CN114754228B

CN114754228B - Creeping differential multi-mode pipeline robot

Info

Publication number: CN114754228B
Application number: CN202210659284.XA
Authority: CN
Inventors: 李雨佳; 戚耀威; 任涛; 李俊霖; 高晨曦; 张文睿
Original assignee: Southwest Petroleum University
Current assignee: Southwest Petroleum University
Priority date: 2022-06-13
Filing date: 2022-06-13
Publication date: 2022-08-23
Anticipated expiration: 2042-06-13
Also published as: LU502961B1; CN114754228A

Abstract

The invention discloses a peristaltic differential multi-mode pipeline robot, which comprises three parts: a front body, a middle body, and a back body. The same reducing support module is connected to the side of preceding main part and back main part, and the reducing supports the module and includes support, initiative face gear, driven face gear, pinion, lead screw and strutting arrangement, realizes the switching of robot support mode and wheel mode through half clutch A and half clutch B, through the angle of adjustment strutting arrangement, can make the robot realize the switching of spiral mode. Preceding main part and back main part have the same structure, and inside all contains two racks, and the midbody contains the drive gear that pairs mutually with the rack, realizes the wriggling of robot through rack and pinion. The invention has the advantages of simple structure, multimode driving and rapid operation, can be suitable for more pipelines with complex shapes and different pipe diameters, greatly improves the working efficiency and reduces the manufacturing cost.

Description

Creeping differential multi-mode pipeline robot

Technical Field

The invention belongs to the technical field of robots, and particularly relates to a peristaltic differential multi-mode pipeline robot.

Background

The pipeline is widely applied to the fields of petroleum and natural gas industry, urban sewage systems, semiconductor manufacturing plants and the like, and provides low-cost transportation for materials such as petroleum, natural gas, sewage and the like.
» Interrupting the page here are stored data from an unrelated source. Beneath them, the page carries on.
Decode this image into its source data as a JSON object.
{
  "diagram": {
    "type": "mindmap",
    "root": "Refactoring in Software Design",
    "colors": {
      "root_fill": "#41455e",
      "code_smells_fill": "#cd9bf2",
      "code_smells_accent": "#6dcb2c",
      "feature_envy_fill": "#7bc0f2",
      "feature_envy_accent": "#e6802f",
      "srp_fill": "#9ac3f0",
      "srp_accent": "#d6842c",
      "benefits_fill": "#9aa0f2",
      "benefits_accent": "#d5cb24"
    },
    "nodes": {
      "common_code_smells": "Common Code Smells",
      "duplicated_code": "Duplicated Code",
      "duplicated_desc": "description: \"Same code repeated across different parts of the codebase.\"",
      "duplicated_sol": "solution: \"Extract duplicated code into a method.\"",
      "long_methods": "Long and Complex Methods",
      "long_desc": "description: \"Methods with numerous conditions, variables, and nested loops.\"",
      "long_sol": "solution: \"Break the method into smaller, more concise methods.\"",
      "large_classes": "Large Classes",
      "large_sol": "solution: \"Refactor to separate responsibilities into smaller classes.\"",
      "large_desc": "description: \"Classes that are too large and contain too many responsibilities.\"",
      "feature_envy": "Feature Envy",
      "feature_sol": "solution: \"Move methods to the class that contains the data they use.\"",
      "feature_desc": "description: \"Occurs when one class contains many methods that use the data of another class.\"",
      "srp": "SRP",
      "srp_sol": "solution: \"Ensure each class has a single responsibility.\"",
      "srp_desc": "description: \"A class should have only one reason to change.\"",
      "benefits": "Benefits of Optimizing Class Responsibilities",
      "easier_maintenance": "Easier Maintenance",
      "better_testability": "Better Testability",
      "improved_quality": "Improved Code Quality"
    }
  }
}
However, the pipe is susceptible to defects such as breakage, deformation, surface damage, and the like due to long-term use, chemical corrosion, material deterioration, external disturbance, and the like. The leakage of the pipeline can cause the problems of supply fluctuation, resource waste, environmental pollution and the like, even can cause the consequences of explosion and the like, and seriously endangers the personal and property safety. Therefore, from a safety and cost perspective, the pipes need to be inspected, cleaned, and maintained periodically. The structure of the existing pipeline robot is complex, the trafficability characteristic at the turning part of a T-shaped pipe, a cross pipe and other complex pipelines is poor, and the robot can only move under the pipe diameter within a certain range.

Disclosure of Invention

The invention overcomes the defects of the prior art, provides a peristaltic differential multi-mode pipeline robot, can realize autonomous steering, has multiple modes, and can move in pipelines with more pipe diameters and stably travel for long distance.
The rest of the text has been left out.